Depuis 15 ans, j’assiste à la paupérisation d’une partie de plus en plus importante de la population. Perdre son travail, connaître le chômage c’est parfois tout un équilibre qui s’écroule avec la perte de l’estime de soi, l’éclatement de la cellule familiale pouvant aller jusqu’à la violence conjugale, la prise d’alcool, de drogues ( légales ou pas ). Il faut savoir gérer tout cela en n’ayant reçu qu’une formation superficielle.

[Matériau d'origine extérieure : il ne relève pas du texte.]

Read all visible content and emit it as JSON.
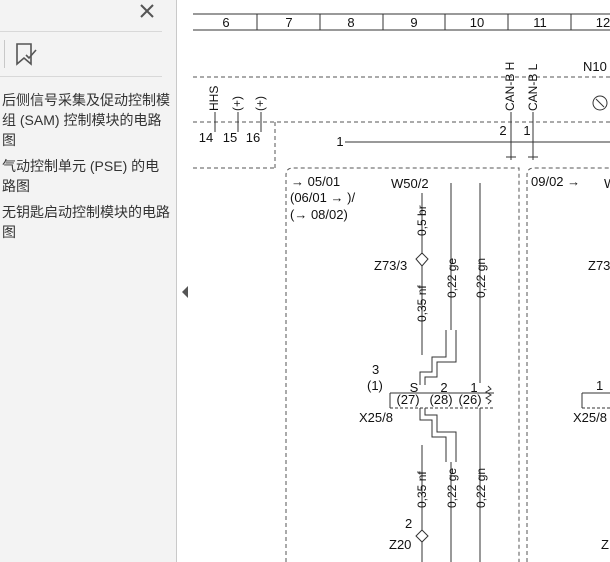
{
  "sidebar": {
    "close_icon": "close-icon",
    "bookmark_icon": "bookmark-icon",
    "items": [
      {
        "label": "后侧信号采集及促动控制模组 (SAM) 控制模块的电路图"
      },
      {
        "label": "气动控制单元 (PSE) 的电路图"
      },
      {
        "label": "无钥匙启动控制模块的电路图"
      }
    ],
    "collapse_icon": "collapse-left-icon"
  },
  "diagram": {
    "columns": [
      "6",
      "7",
      "8",
      "9",
      "10",
      "11",
      "12"
    ],
    "module_label": "N10",
    "upper_pins": [
      {
        "signal": "HHS",
        "pin": "14"
      },
      {
        "signal": "(+)",
        "pin": "15"
      },
      {
        "signal": "(+)",
        "pin": "16"
      }
    ],
    "can_pins": [
      {
        "signal": "CAN-B H",
        "pin": "2"
      },
      {
        "signal": "CAN-B L",
        "pin": "1"
      }
    ],
    "bus_pin": "1",
    "left_box": {
      "ref_line1": "05/01",
      "ref_line2": "(06/01",
      "ref_line2_tail": ")/",
      "ref_line3": "08/02)",
      "wire_group": "W50/2",
      "wires_upper": [
        "0,5 br",
        "0,35 nf",
        "0,22 ge",
        "0,22 gn"
      ],
      "splice": "Z73/3",
      "connector": "X25/8",
      "connector_top_pin": "3",
      "connector_top_pin_alt": "(1)",
      "connector_pins": [
        {
          "top": "S",
          "bottom": "(27)"
        },
        {
          "top": "2",
          "bottom": "(28)"
        },
        {
          "top": "1",
          "bottom": "(26)"
        }
      ],
      "wires_lower": [
        "0,35 nf",
        "0,22 ge",
        "0,22 gn"
      ],
      "ground_pin": "2",
      "ground_splice": "Z20"
    },
    "right_box": {
      "ref": "09/02",
      "wire_group_partial": "W",
      "splice_partial": "Z73",
      "connector_pin": "1",
      "connector": "X25/8",
      "bottom_partial": "Z"
    }
  }
}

Je ne compte plus les fois où nous avons dû, mon équipier et moi, gérer des alcoolisations sévères ou des tentatives de suicide qui sont autant d’appels à l’aide. A chaud, on maudit ces « assistés » de nous avoir réveillé en pleine nuit ; puis après réflexion, certains de mes collègues ( hélas pas nombreux ) et moi-même, nous nous disons que ces personnes sont le pur produit d’un système économique et social qui broie les laissés- pour-compte de toutes sortes.

Ce que je viens de vous décrire, le plus objectivement possible, est la stricte vérité. Je considère le métier d’ambulancier comme un beau métier même s’il n’est pas très reconnu et qu’il n’est pas à la portée de tout le monde. Je suis heureux quand un patient me remercie de lui avoir fait oublier pendant un moment sa maladie par quelques blagues ou une bonne discussion, quand des membres de la famille me témoignent de la reconnaissance pour ma prise en charge humaine et emphatique avec les exigences de rendement du patronat pour qui un patient est avant tout un client et plus il y a de clients, plus il y a d’argent qui rentre dans ses caisses. Je suis heureux aussi des liens que j’ai pu tisser au fil du temps avec certains collègues qui sont devenus des copains. J’aimerais, pour conclure, que l’on regarde autrement l’ambulancier. Si un jour il arrive chez vous en retard, ne l’engueulez pas, c’est qu’il a dû gérer un emploi du temps très serré. Si vous le voyez un peu oisif, c’est qu’il goûte un repos bien mérité. Ne tirez pas sur l’ambulance !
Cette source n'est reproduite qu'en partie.